Log on to the Certificate Management Service console.
In the left-side navigation pane, choose Certificate Management > PCA Certificate Management. Select the region where your PCA resides.
On the Private CAs tab, find the CA and click Enable in the Actions column.
In the CA Information panel, click the
icon to enable CRL.
For details about CA parameters, see Purchase and enable a private CA.
View CRL status
Log on to the Certificate Management Service console.
In the left-side navigation pane, choose Certificate Management > PCA Certificate Management.

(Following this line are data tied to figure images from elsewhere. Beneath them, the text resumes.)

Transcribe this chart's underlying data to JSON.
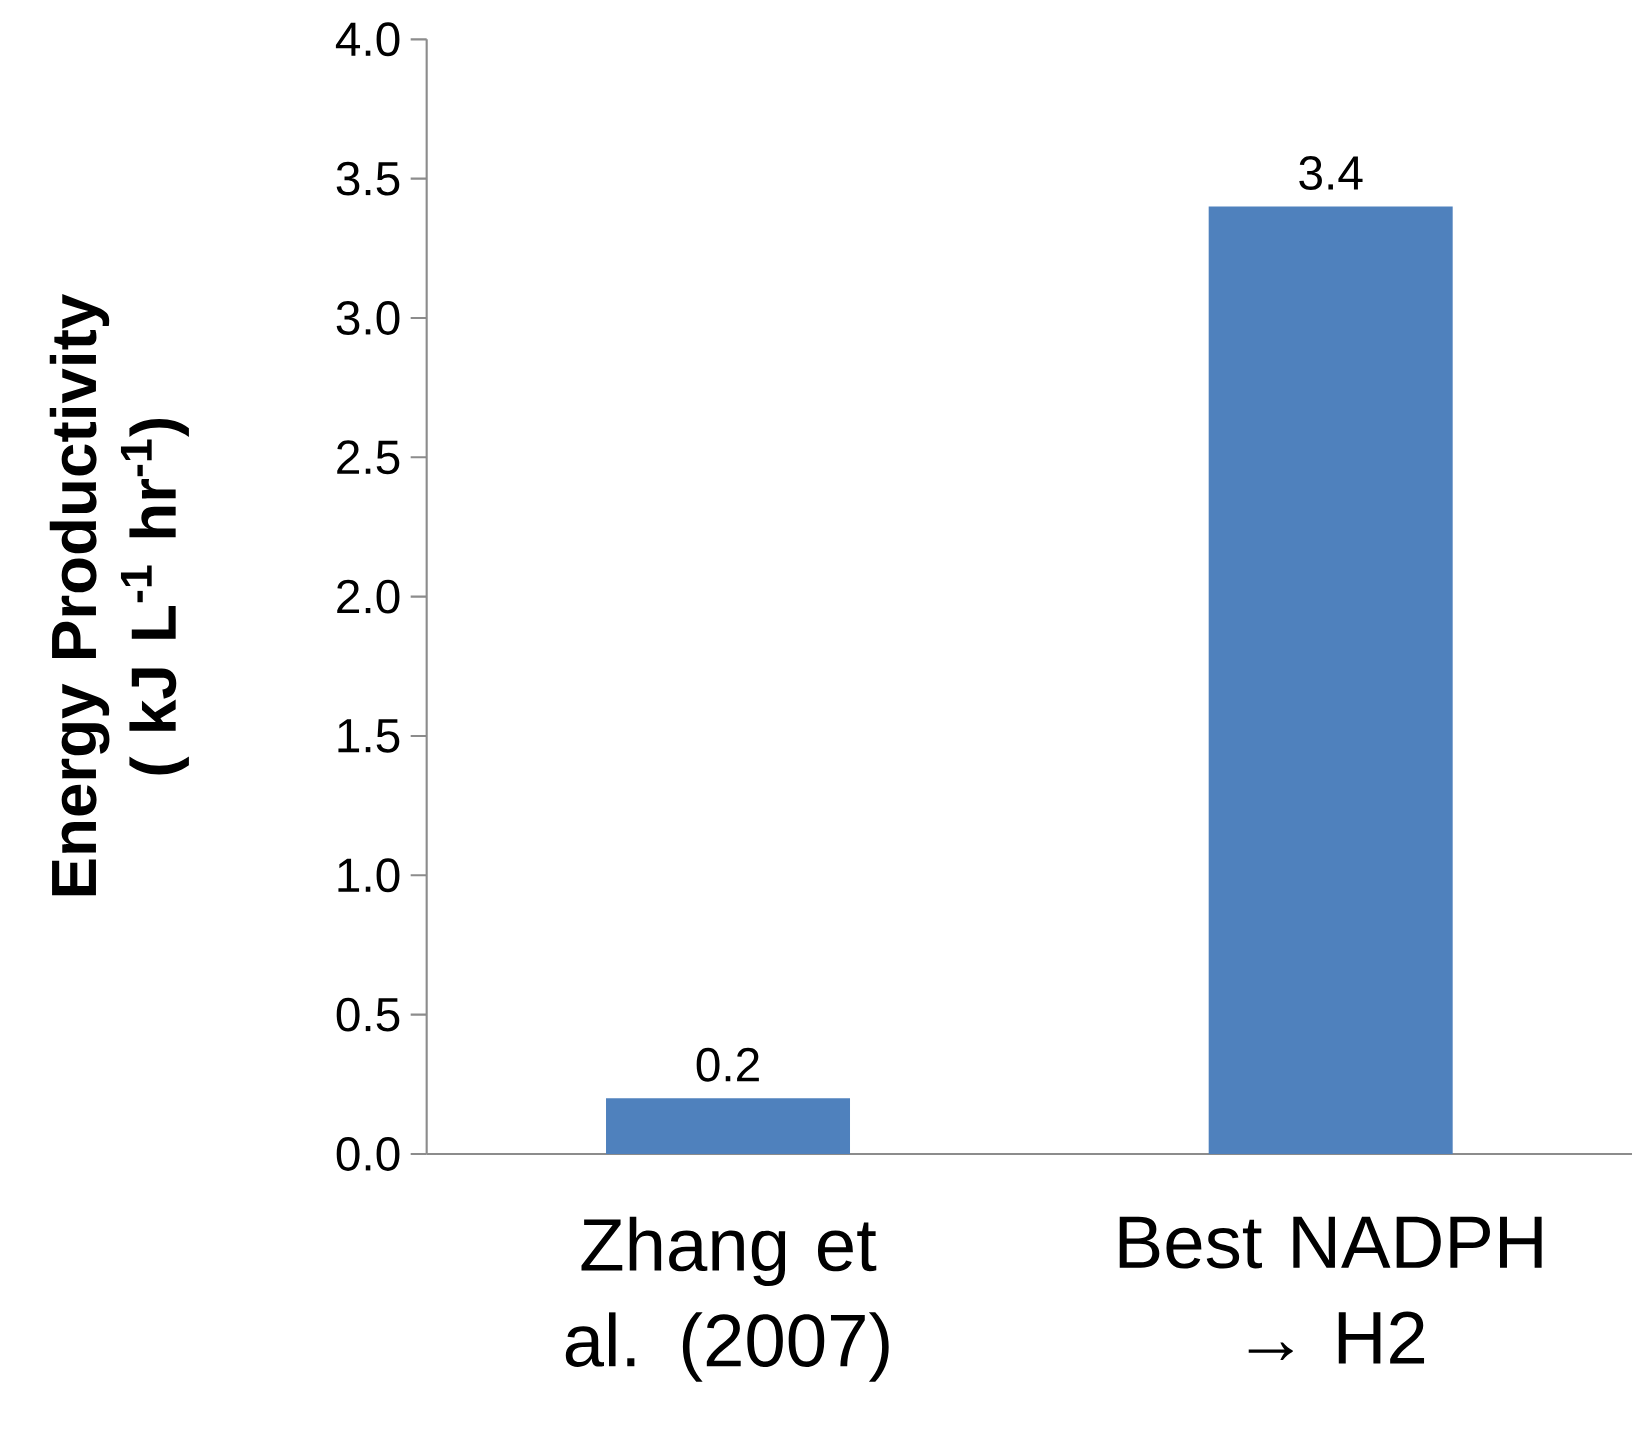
{
  "chart_data": {
    "type": "bar",
    "ylabel": "Energy Productivity ( kJ L$^{-1}$ hr$^{-1}$)",
    "categories": [
      "Zhang et al. (2007)",
      "Best NADPH → H2"
    ],
    "values": [
      0.2,
      3.4
    ],
    "color": "#4f81bd",
    "data_labels": true,
    "ylim": [
      0,
      4
    ],
    "yticks": [
      {
        "value": 0,
        "label": "0.0"
      },
      {
        "value": 0.5,
        "label": "0.5"
      },
      {
        "value": 1,
        "label": "1.0"
      },
      {
        "value": 1.5,
        "label": "1.5"
      },
      {
        "value": 2,
        "label": "2.0"
      },
      {
        "value": 2.5,
        "label": "2.5"
      },
      {
        "value": 3,
        "label": "3.0"
      },
      {
        "value": 3.5,
        "label": "3.5"
      },
      {
        "value": 4,
        "label": "4.0"
      }
    ]
  }
}
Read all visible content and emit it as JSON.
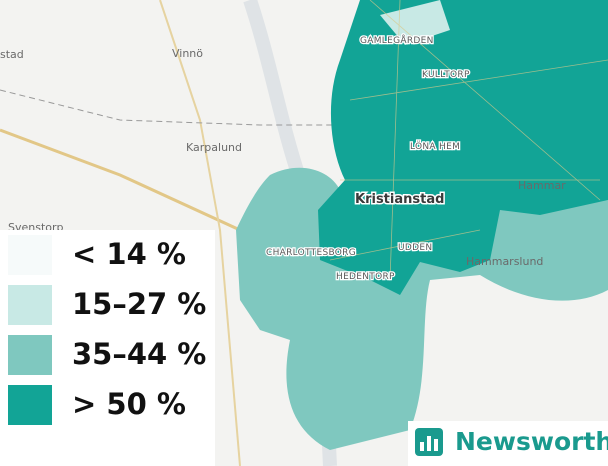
{
  "map": {
    "places": [
      "stad",
      "Vinnö",
      "Karpalund",
      "Svenstorp",
      "GAMLEGÅRDEN",
      "KULLTORP",
      "LÖNA HEM",
      "Hammar",
      "Kristianstad",
      "CHARLOTTESBORG",
      "UDDEN",
      "HEDENTORP",
      "Hammarslund"
    ],
    "legend": [
      {
        "label": "< 14 %",
        "color": "#f6fafa"
      },
      {
        "label": "15–27 %",
        "color": "#c8e9e5"
      },
      {
        "label": "35–44 %",
        "color": "#7fc8bf"
      },
      {
        "label": "> 50 %",
        "color": "#12a496"
      }
    ],
    "brand": "Newsworthy"
  }
}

Select the region where your PCA resides.
On the Private CAs tab, find the CA and click
> Details in the Actions column.In the Details panel, check the CRL Status value.
Retrieve the latest CRL
If the CA does not support CRL or CRL is not enabled, retrieval is unavailable.
From the console
Log on to the Certificate Management Service console.
In the left-side navigation pane, choose Certificate Management > PCA Certificate Management. Select the region where your PCA resides.
On the Private CAs tab, find the CA and click
> Download CRL in the Actions column.
From the cRLDistributionPoints extension
Access the URL in the cRLDistributionPoints extension of a client or server certificate. This returns the latest CRL file for the intermediate CA that issued the certificate. The cRLDistributionPoints extension is defined in RFC 5280.
From the API
Call the DescribeCACertificate operation and get the CRL URL from the Certificate.CrlUrl response parameter. For details, see DescribeCACertificate.